Reputation: 11
I have a sprite sheet animation where I am using requestAnimationFrame method to animate a spritesheet with only 4 images on the sheet This is my code: http://hyque.com/ryan/ani-ryan-2.html The problem is that it is too fast at 60 fps, so I want to slow the fps. I have been reading several articles on different ways to do it using either setInterval or Date(). I can’t seem to get the code to work correctly. Can anyone help, please. Here is one of the articles that I tried to merge into my code: http://codetheory.in/controlling-the-frame-rate-with-requestanimationframe/
Upvotes: 0
Views: 1314
Reputation: 372
Generally, for Game Engines you will want your rendering speed to be different from your logic speed.
Logic speed should simply be as fast as possible
setInterval( logic, 0 ); // runs as fast as possible
OR
setTimer( logic, 0 ); // logic() runs this again ( i think this is generally better )
Whereas render should remain as you have it, as fast as rendering is done
requestAnimationFrame( render ) // per render frame
However, requestAnimationFrame is unstable between machines, and for the most part will run 60 frames per second ( depending on the users hardware ).
In this case, for consistency you should base your animation on consistent TIME or setTimeout.
In your animation you could use something like
var date = new Date(), // date object
milliseconds = date.getMilliseconds(), // 0 - 999 of the second
totalSpriteFrames = 4
frame = Math.floor( milliseconds / ( 1000 / totalSpriteFrames ) ); // break the second into four frames
Create the date object outside of your animation scope for optimization, and this math can easily be used to choose which " frame " your sprite is on. You can also use this for multiple sprites, just change their " totalSpriteFrames "
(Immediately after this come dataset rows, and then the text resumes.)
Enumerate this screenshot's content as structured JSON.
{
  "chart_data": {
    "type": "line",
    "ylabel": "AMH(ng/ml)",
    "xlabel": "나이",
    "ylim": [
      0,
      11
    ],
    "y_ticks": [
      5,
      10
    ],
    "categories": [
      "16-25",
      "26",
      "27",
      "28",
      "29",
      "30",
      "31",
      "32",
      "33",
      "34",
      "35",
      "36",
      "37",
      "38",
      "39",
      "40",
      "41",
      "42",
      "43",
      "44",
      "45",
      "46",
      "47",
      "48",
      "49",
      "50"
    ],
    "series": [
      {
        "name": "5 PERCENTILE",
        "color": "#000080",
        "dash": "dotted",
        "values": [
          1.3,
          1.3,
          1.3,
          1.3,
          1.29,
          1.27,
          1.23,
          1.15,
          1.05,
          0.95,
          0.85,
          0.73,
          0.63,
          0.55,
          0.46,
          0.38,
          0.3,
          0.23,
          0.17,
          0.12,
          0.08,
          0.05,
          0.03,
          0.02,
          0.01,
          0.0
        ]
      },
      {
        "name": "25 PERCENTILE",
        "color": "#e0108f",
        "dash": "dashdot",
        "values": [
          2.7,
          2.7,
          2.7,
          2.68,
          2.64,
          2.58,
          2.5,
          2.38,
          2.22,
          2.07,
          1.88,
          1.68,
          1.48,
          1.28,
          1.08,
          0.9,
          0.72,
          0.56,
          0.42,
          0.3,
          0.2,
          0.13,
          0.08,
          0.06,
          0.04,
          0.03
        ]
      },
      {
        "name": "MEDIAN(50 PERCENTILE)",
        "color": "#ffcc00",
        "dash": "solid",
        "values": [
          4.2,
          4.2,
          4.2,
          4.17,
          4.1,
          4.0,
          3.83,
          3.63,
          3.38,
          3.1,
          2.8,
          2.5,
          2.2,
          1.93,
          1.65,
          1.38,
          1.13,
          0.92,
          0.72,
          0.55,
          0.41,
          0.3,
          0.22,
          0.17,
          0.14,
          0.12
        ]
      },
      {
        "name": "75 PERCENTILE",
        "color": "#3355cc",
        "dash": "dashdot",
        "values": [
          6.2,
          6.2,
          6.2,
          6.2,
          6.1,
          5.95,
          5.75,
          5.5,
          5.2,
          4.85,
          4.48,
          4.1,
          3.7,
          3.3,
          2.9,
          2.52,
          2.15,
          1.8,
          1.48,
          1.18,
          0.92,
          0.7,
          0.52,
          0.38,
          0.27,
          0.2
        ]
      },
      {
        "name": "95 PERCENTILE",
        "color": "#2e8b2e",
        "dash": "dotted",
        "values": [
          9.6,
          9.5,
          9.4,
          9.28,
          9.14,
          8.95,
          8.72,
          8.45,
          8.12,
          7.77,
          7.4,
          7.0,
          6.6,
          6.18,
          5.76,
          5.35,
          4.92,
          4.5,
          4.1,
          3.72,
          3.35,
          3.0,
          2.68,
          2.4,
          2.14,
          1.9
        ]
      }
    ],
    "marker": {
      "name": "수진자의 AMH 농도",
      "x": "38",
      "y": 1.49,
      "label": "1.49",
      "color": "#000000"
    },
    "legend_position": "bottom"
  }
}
This is also scalable in case you end up with a frame heavy sprite with many frames.
Upvotes: 0
Reputation: 117
So what I like to use to control animation apart form the "game loop."
var lastRender = 0;
var counter = 0;
function render(time)
{
//checks to see if enough time has passed
if(time - lastRender<16){requestAnimationFrame(render);return;}
lastRender = time;
counter++;
if(counter %20 && counter != 0)
animation();
if(counter >= 60)
counter=0;
requestAnimationFrame(render);
}
requestAnimationFrame(render);
This gives you greater control over your sprites so you can now have them at different speeds and your logic stays at 60fps.